Area of Expertise:
U.S. foreign policy, Latin America with emphasis on the Caribbean and Cuba, U.S.-Cuban relations, Congress and foreign policy, presidential decision making on foreign policy, Fidel Castro, Raul Castro, Cuban Missile Crisis
Philip Brenner is a senior professor in the U.S. Foreign Policy program specializing in U.S.-Cuban relations and Latin America. A former chair of American University's Council on Latin America, he also has served as director of the U.S. Foreign Policy program, senior associate dean for academic affairs, and chair of the Department of International Politics and Foreign Policy. A specialist in U.S. foreign policy toward Latin America, he has been engaged since 1974 in research and writing about Cuba and U.S.-Cuban relations. His most recent book is A Contemporary Cuba Reader: The Revolution Under Raul Castro (2014), A Contemporary Cuba Reader: Reinventing the Revolution(2007).
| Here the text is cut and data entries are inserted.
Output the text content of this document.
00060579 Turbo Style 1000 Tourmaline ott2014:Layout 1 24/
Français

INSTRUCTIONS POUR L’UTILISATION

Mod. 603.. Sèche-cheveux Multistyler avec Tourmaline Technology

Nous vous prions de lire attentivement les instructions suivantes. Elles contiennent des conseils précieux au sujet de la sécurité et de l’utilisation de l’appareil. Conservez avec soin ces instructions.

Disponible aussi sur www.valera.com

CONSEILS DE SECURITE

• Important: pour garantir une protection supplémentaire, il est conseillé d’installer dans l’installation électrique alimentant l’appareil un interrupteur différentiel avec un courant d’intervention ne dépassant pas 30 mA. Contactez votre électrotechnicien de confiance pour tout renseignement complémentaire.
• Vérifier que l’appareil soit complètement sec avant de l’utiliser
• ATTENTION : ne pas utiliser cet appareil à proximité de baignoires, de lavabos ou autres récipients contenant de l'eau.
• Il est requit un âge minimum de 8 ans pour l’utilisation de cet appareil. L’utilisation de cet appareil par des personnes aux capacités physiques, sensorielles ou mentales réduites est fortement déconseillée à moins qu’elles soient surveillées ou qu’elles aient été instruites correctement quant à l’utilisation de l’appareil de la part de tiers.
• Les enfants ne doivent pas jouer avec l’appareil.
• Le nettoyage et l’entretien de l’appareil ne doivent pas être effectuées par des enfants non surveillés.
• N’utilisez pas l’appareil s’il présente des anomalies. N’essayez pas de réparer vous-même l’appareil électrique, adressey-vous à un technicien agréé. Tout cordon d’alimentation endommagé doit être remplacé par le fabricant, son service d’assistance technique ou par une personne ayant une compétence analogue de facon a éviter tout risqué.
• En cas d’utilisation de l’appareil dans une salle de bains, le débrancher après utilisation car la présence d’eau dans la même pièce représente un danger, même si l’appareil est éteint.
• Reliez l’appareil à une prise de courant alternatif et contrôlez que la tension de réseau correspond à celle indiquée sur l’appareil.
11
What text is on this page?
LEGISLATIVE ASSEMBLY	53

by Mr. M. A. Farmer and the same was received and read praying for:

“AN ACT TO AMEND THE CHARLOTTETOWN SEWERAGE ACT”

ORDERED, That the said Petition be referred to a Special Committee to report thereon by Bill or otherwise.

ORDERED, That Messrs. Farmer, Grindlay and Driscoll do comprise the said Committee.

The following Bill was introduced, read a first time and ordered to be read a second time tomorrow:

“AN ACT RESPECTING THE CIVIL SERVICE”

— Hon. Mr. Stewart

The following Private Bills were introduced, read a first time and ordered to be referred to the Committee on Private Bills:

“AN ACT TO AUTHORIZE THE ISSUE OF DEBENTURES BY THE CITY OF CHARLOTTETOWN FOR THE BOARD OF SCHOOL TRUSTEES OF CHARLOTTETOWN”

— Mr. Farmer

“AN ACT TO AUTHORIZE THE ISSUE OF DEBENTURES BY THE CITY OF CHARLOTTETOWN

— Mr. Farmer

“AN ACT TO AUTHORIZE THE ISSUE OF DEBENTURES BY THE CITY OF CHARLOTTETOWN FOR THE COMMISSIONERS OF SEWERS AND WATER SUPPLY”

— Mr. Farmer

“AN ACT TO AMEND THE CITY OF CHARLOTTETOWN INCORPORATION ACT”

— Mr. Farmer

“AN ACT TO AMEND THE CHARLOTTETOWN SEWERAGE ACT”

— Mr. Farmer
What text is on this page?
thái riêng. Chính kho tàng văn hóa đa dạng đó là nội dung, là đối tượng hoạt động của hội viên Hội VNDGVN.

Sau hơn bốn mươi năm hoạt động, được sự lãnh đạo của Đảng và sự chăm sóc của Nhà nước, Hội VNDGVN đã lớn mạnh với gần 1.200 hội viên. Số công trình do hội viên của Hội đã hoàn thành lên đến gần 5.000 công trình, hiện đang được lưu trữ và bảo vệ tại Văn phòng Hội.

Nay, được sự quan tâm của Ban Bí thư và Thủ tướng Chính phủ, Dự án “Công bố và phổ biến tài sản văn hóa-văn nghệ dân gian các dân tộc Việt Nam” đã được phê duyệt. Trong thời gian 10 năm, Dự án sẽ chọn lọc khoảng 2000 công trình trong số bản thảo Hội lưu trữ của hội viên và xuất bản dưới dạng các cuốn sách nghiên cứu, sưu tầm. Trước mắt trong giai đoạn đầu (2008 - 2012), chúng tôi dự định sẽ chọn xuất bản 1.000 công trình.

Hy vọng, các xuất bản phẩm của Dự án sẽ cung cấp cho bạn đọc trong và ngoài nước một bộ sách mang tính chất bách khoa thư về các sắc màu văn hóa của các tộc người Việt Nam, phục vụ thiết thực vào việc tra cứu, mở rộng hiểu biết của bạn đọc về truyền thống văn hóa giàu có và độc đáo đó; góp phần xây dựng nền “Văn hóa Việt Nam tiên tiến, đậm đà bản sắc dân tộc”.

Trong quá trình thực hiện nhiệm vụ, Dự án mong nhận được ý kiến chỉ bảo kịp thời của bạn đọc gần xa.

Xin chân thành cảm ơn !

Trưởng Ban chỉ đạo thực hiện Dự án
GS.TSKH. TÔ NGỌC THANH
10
His 2002 study, Sad and Luminous Days: Cuba’s Struggle with the Superpowers after the Missile Crisis (Rowman and Littlefield), with James G. Blight, explores the Cuban missile crisis from the Cuban perspective and exposes a secret speech Castro delivered to the Cuban leadership in 1968. Brenner is also the author of From Confrontation to Negotiation: U.S. Relations with Cuba(1988). Since 1985, Brenner has served on the advisory board of the National Security Archive and has been involved in the archive's efforts to declassify and disseminate documents about U.S. foreign policy, including those related to the Cuban missile crisis. He also is a member of the advisory boards of the National Security Archive and Center for Democracy in the Americas and the editorial board of the journal Pensamiento Propio. Brenner has been interviewed by the major networks and international media and has been a guest on numerous talk shows to discuss contemporary patterns of U.S. foreign policy.